Her canlı varlık kendi doğasında yaşar. Konargöçer toplumlarda bu olgu "ot kökün üstünde biter" biçiminde tanımlanır. Toplumsal varlıklarda kendi doğasında kendi koşullarında vardır. Konargöçer ve yerleşik topluluklarda elbet kendini çevreleyen var eden koşullar içinde yaşamını sürdürür. Varlık koşulları çevreleyen unsurlar değiştiği an başkalaşım ya da dönüşüm kaçınılmazdır.
Bir sorunsal olarak karşımıza çıkan konargöçer olgusu bu kadar önemli midir? Konargöçer yerleşik ilişkisi ve çelişkisinin boyutları nedir? Nerde ne zaman ve nasıl başlar? Çelişkide baskın unsur nasıl ve ne şekilde öne çıkar? Osmanlının kuruluş sürecinde konargöçer toplulukların ne türden bir etkisi olmuştur? Anadolu coğrafyasında dönüşüme etki eden unsurlar nedir? Dönüşüm nasıl bir sürece yayılmıştır? Tarihte ve günümüzde bu çelişkinin yarattığı gerilim ne tür bir toplumsal sonuç ortaya çıkarmıştır? En önemlisi değişim ve dönüşümün bugüne yansıyan boyutları nelerdir? Bu ve benzeri soruları çoğaltmak olanaklı. Dikkatlice bakıldığında yanıtı yeterince verilmemiş birçok sorunun karşımıza çıktığı görülür.

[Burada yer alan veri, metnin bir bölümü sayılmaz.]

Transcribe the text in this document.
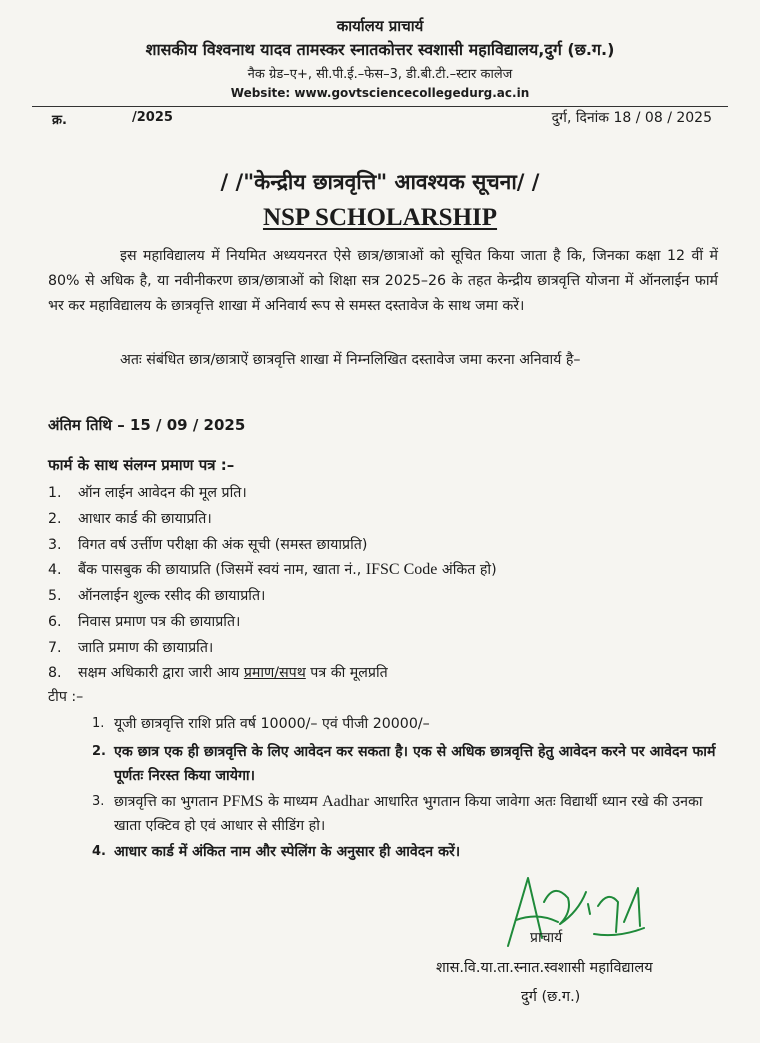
कार्यालय प्राचार्य
शासकीय विश्वनाथ यादव तामस्कर स्नातकोत्तर स्वशासी महाविद्यालय,दुर्ग (छ.ग.)
नैक ग्रेड–ए+, सी.पी.ई.–फेस–3, डी.बी.टी.–स्टार कालेज
Website: www.govtsciencecollegedurg.ac.in
क्र.	/2025	दुर्ग, दिनांक 18 / 08 / 2025
/ /"केन्द्रीय छात्रवृत्ति" आवश्यक सूचना/ /
NSP SCHOLARSHIP
इस महाविद्यालय में नियमित अध्ययनरत ऐसे छात्र/छात्राओं को सूचित किया जाता है कि, जिनका कक्षा 12 वीं में 80% से अधिक है, या नवीनीकरण छात्र/छात्राओं को शिक्षा सत्र 2025–26 के तहत केन्द्रीय छात्रवृत्ति योजना में ऑनलाईन फार्म भर कर महाविद्यालय के छात्रवृत्ति शाखा में अनिवार्य रूप से समस्त दस्तावेज के साथ जमा करें।
अतः संबंधित छात्र/छात्राऐं छात्रवृत्ति शाखा में निम्नलिखित दस्तावेज जमा करना अनिवार्य है–
अंतिम तिथि – 15 / 09 / 2025
फार्म के साथ संलग्न प्रमाण पत्र :–
1. ऑन लाईन आवेदन की मूल प्रति।
2. आधार कार्ड की छायाप्रति।
3. विगत वर्ष उर्त्तीण परीक्षा की अंक सूची (समस्त छायाप्रति)
4. बैंक पासबुक की छायाप्रति (जिसमें स्वयं नाम, खाता नं., IFSC Code अंकित हो)
5. ऑनलाईन शुल्क रसीद की छायाप्रति।
6. निवास प्रमाण पत्र की छायाप्रति।
7. जाति प्रमाण की छायाप्रति।
8. सक्षम अधिकारी द्वारा जारी आय प्रमाण/सपथ पत्र की मूलप्रति
टीप :–
1. यूजी छात्रवृत्ति राशि प्रति वर्ष 10000/– एवं पीजी 20000/–
2. एक छात्र एक ही छात्रवृत्ति के लिए आवेदन कर सकता है। एक से अधिक छात्रवृत्ति हेतु आवेदन करने पर आवेदन फार्म पूर्णतः निरस्त किया जायेगा।
3. छात्रवृत्ति का भुगतान PFMS के माध्यम Aadhar आधारित भुगतान किया जावेगा अतः विद्यार्थी ध्यान रखे की उनका खाता एक्टिव हो एवं आधार से सीडिंग हो।
4. आधार कार्ड में अंकित नाम और स्पेलिंग के अनुसार ही आवेदन करें।
प्राचार्य
शास.वि.या.ता.स्नात.स्वशासी महाविद्यालय
दुर्ग (छ.ग.)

İnsanlığın evrimi ve gelişiminde konargöçerlik olayı temel bir gerçekliktir ve bu gerçeklik ne övünmeye ne de yerinmeye konu edilecek bir olgu değildir. Bu her toplumda doğal bir evredir. Bu çalışma bu gerçekliğin öyküsüdür. Gidenin ve gelenin öyküsü... Derinden yaşanan hüzünlü bir yolculuktur bu aslında. Belki de henüz bitmemiş bir yolculuk ve konargöçerler açısından yeterince yazılmamış bir tarih... Bu noktada şu gerçeği bilmek önem taşıyor: Aslanların kendi tarihçileri ortaya çıkıncaya ve kendi tarihlerini yazıncaya kadar tarihler hep avcıları yazacak avcılara övgüler dizecektir. Tarih bu yazılanlara göre biçimlenecektir. Neden derseniz kuş kanadıyla uçar insan bildiğince yürür aldığınca söyler gördüğünce yol alır.